High sub-bandgap response and fast switching enabled by thermal quenching in carbon-doped semi-insulating GaN

TL;DR

This study demonstrates that carbon-doped GaN exhibits high sub-bandgap optical response and rapid switching due to thermal quenching effects, with potential applications in optical switching technologies.

Contribution

It provides new insights into the thermal quenching mechanism and switching kinetics of carbon-doped GaN under sub-bandgap illumination, highlighting its fast switching capabilities.

Findings

Achieved ON/OFF ratio exceeding 10^7 under low-irradiance 405-nm light.

Photocurrent decay is thermally quenched above ~300 K due to hole-emission-assisted recombination.

Thermal quenching accelerates photocurrent decay by up to five times, enabling faster switching.

Abstract

Carbon-doped GaN is a promising material for sub-bandgap triggered optical switches.
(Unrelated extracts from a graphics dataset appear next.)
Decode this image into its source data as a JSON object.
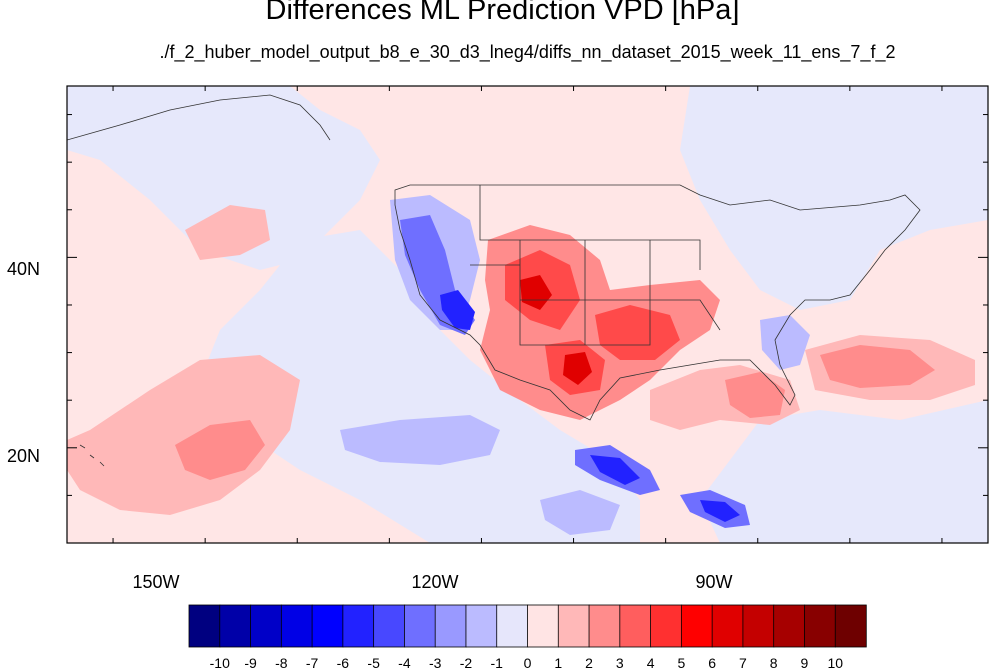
{
  "title": "Differences ML Prediction VPD [hPa]",
  "subtitle": "./f_2_huber_model_output_b8_e_30_d3_lneg4/diffs_nn_dataset_2015_week_11_ens_7_f_2",
  "map": {
    "lon_range": [
      -160,
      -60
    ],
    "lat_range": [
      10,
      58
    ],
    "x_ticks": [
      {
        "lon": -150,
        "label": "150W"
      },
      {
        "lon": -120,
        "label": "120W"
      },
      {
        "lon": -90,
        "label": "90W"
      }
    ],
    "y_ticks": [
      {
        "lat": 40,
        "label": "40N"
      },
      {
        "lat": 20,
        "label": "20N"
      }
    ]
  },
  "colorbar": {
    "labels": [
      "-10",
      "-9",
      "-8",
      "-7",
      "-6",
      "-5",
      "-4",
      "-3",
      "-2",
      "-1",
      "0",
      "1",
      "2",
      "3",
      "4",
      "5",
      "6",
      "7",
      "8",
      "9",
      "10"
    ],
    "colors": [
      "#000080",
      "#0000a8",
      "#0000c8",
      "#0000e6",
      "#0000ff",
      "#2222ff",
      "#4848ff",
      "#6f6fff",
      "#9999ff",
      "#bbbbff",
      "#e6e6fb",
      "#ffe4e4",
      "#ffb8b8",
      "#ff8c8c",
      "#ff5e5e",
      "#ff3030",
      "#ff0000",
      "#e00000",
      "#c40000",
      "#a60000",
      "#880000",
      "#6e0000"
    ]
  }
}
When incorporated in GaN, carbon introduces deep compensating centers that enable defect-mediated extrinsic photoconductivity. Here, we investigate the optical responsivity and switching kinetics of semi-insulating carbon-doped GaN actuated by sub-bandgap blue illumination. A high ON/OFF ratio exceeding $\mathrm{10^7}$ is achieved under low-irradiance 405-nm excitation. Temperature-dependent transient measurements reveal that the photocurrent decay is thermally quenched above a crossover temperature of ~300 K. This behavior is attributed to hole-emission-assisted recombination. The extracted activation energies vary across samples; a commonly observed value of ~0.83 eV is attributed to the $\mathrm{C_N}$ defect. Notably, when heating above the crossover temperature, thermal quenching accelerates the photocurrent decay by up to a factor of five, enabling significantly faster switching.